Hebron 1929 raconté par le reporter Albert Londres
Hébron est en Judée, c’est-à-dire dans les pierres. Dix-huit mille Arabes, mille Juifs, mille vieux Juifs non tous âgés, mais tous vieux : Juifs de l’autre temps, papillotes et caftans !
On est dans Hébron. Rien de plus oriental à offrir au voyageur. Des rues pour drames cinématographiques. Très bien ! Mais tout cela est arabe. Où est le ghetto ? Vous regardez et ne le voyez pas. On vous a dit cependant qu’il était ici, dans ce bazar couvert, entre ce carrefour et cette basse mosquée. Pas de ghetto ! Aucun Juif !
Vous retournez aux renseignements. Alors, on vous donne un guide. Le guide vous ramène dans le bazar couvert et vous arrête entre l’échoppe d’un marchand de babouches et un vendeur d’agneaux écorchés. Là, dans le mur, un trou : c’est une porte, la porte du ghetto.

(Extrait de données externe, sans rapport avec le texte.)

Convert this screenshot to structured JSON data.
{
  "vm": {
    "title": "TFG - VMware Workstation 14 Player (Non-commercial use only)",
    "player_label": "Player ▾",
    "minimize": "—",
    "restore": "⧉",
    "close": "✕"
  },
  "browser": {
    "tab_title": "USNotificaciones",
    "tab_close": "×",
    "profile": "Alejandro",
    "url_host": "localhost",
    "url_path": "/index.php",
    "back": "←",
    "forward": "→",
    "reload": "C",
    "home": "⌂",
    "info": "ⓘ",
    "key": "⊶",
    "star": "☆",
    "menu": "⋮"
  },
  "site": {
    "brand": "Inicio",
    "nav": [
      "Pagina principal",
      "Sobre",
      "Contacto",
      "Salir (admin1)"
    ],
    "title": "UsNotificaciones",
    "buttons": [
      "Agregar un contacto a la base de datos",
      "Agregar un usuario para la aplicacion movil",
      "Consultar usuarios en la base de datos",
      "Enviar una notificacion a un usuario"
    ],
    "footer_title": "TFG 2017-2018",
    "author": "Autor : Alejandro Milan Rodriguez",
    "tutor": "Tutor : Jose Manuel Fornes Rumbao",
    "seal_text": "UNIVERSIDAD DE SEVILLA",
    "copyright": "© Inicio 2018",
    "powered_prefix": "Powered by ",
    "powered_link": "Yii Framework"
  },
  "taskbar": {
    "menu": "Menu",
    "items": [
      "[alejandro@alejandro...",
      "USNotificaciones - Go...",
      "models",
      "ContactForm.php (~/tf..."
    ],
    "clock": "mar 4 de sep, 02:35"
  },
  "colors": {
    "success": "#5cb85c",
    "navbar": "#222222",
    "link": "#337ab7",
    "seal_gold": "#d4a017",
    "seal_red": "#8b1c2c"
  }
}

Vous la franchissez courbé en deux ; vous vous redressez, et alors, si jusqu’ici vous n’aviez rien vu, vous voyez maintenant quelque chose. Il ne suffit pas de voir, il faut croire aussi. Ce qui s’offre aux regards est incroyable. Ce ghetto est une montagne de maisons, une vraie montagne avec ses crêtes, ses cols, ses ravins, une petite montagne mal fichue, hargneuse, sans un centimètre carré de terre : toute couverte de maisons, toute ! Pour atteindre le rez-de-chaussée de la deuxième bicoque, il faut passer par le toit de la première. Du toit de la seconde, vous voici de plain-pied dans la troisième. Ainsi pour chacune. Où sont les rues ? Au fait, où sont-elles ? Pas de rues ! Pourtant, je marche et je ne marche pas toujours sur les toits ! Non ! Mais je grimpe des escaliers, j’emprunte un couloir, je me perds dans des labyrinthes. Croyant déboucher sur une place, je me trouve dans une chambre à coucher. Un Juif de grande taille, étendu sur le seuil de sa maison, aurait la tête chez lui, les pieds chez le voisin… un voisin à qui il voudrait du mal, un bras ailleurs et l’autre dans la synagogue ! Trois synagogues communiquant entre elles couronnent le fol État. Le soleil n’a rien de plus extravagant à chauffer sur toute la surface de la terre !
Là vivent mille Hébreux.
Non de ceux qui déployèrent le drapeau au mur des Lamentations ; non mille gaillards de Tel-Aviv ; non plus ces colons durs et décidés de la plaine de Jesraël. Mille Hébreux qui n’étaient point venus en Palestine dans un bateau, mais dans un berceau, mille Juifs éternels. Une famille, une seule, était arrivée récemment de Lithuanie pour vivre en sainteté et non en conquérante sur la terre des ancêtres. Tragique famille !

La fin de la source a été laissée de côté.